Kaş yapayım derken göz çıkarmak...

Güventürk GÖRGÜLÜ
Güventürk GÖRGÜLÜ PAZARLAMA 3.0 guventurk@portakalonline.com

 

İki hafta önce ailece Şişli'deki Cevahir Alışveriş Merkezi'ne gitmiştik. Aslında alışveriş merkezlerinde uzun zaman geçirmeyi çok sevmeyiz, ama o gün hem yapmamız gereken bir kaç küçük alışveriş vardı, hem de dışarıdaki  poyraz insanın iliklerine işleyip duruyordu. Bu nedenle AVM'ye girdiğimizde "İtalya günleri" gibi bir konsept çerçevesinde çeşitli etkinliklerin olduğunu görüp bizim ufaklık da biraz eğlenir diye içeride kalmaya karar verdik.

Aşağı doğru indiğimizde bir ayakkabı sergisi ve makarna pişirmeyle ilgili bir aktiviteyle karşılaştık. Önce, ayakkabı modasının merkezi İtalya'dan geldiği söylenen sergiyi gezelim dedik. Fakat "Sergi" olduğu söylenen alanda sergilenen ayakkabılar, sergilenmek için bir araya getirilmişten çok, ortalığa rastgele saçılmış havasındaydı. Ortada ne doğru düzgün bir sunum, ne doğru düzgün bir açıklama, ne doğru düzgün bir sıralama vardı. Cam standların içinde kimi açıklamalı kimi açıklamasız, birbiri içine geçmiş çağlar ve yıllara ait ayakkabılar, standların yanında hangi tarafa ait olduğu belli olmayan yetersiz açıklamalar, insanın kafasında düzgün bir resim oluşturmak yerine karışıklık yaratıyordu.

Biz sergiyi gezerken yan taraftaki makarna pişirme şovu sona erdi. O sırada mutfak olarak kullanılan standın önünde boşalan sıralardan birine oturmak istedik. Tam oturacakken elinde telsizli bir görevli sertçe "Buraya oturmayın yana oturun" uyarısında bulundu. Tamam deyip yan tarafa oturduk. Bir kaç saniye içinde oturmamıza izin vermedikleri sırayı kaldırıp yana taşıdılar. Hemen arkasından aynı görevliler tepemize gelip az önceki ses tonuyla: "Kalkın buradan!" dediler. Kalktık, altımızdaki sırayı alıp duvar dibine taşıdılar. Etrafa baktım, sanırım duvar kenarındaki sıralar makarna pişirme seansı sırasında mutfak standının önüne taşınmıştı ve şimdi güvenlik görevlileri o sıraları tekrar yerine taşıyorlardı. Görevlilerin davranışları ve mekan düzenindeki bu hassasiyet, damağımda bir orduevi tadı bırakmadı desem yalan olur.

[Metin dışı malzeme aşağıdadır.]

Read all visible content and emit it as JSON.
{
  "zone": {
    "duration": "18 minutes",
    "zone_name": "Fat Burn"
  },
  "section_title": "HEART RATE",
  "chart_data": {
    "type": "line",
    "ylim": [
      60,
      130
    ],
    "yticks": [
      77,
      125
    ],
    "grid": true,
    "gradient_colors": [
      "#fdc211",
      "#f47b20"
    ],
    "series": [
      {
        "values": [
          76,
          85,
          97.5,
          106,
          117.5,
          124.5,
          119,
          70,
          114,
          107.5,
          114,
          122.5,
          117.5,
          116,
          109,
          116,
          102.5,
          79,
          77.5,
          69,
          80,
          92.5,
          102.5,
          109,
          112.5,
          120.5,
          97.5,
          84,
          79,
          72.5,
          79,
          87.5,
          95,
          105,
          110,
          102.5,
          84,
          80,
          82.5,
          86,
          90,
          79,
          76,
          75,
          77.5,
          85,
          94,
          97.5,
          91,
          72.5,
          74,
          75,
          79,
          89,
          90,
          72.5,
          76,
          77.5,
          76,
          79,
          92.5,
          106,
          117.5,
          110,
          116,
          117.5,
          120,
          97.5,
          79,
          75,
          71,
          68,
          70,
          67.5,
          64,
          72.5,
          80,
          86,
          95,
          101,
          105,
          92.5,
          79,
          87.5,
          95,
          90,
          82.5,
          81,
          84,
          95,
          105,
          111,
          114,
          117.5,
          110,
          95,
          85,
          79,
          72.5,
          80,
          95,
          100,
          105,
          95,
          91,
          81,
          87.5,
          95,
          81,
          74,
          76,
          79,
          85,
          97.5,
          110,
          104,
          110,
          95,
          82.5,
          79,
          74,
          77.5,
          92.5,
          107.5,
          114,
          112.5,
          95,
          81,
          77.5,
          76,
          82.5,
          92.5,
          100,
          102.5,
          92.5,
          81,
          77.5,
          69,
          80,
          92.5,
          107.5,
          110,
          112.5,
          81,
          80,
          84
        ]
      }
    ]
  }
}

Biz güvenlik görevlileriyle otur-kalk yaparken bu sefer çevrede başka bir hareketlenme oldu. Az önce makarna pişirme şovu yapan firma bedava pişmiş makarna dağıtımına başlamıştı. Ancak bu sefer de koca alanda ve o kalabalıkta, arkasında tek kişinin durabildiği, küçücük portatif bir standın önünde upuzun bir kuyruk oluştu. Az önceki orduevi havası yerini iftar çadırı atmosferine bırakıvermişti. Dışarısı soğuk diye biraz hoşça vakit geçirmek için girdiğimiz alışveriş merkezindeki "İtalya Günleri"nde bir saat içinde kötü bir sergi, güvenlikle otur-kalk ve makarna kuyruğu gibi durduk yerde insanda yorgunluk yaratan tatsız deneyimler yaşamış olduk.

Cevahir alışveriş merkezinde bir cumartesi günü yaşananlardan size aktardıklarım "planlanmamış müşteri deneyimi" veya daha basit söyleyişle "vurdum duymazlık"tan başka bir şey değil aslında.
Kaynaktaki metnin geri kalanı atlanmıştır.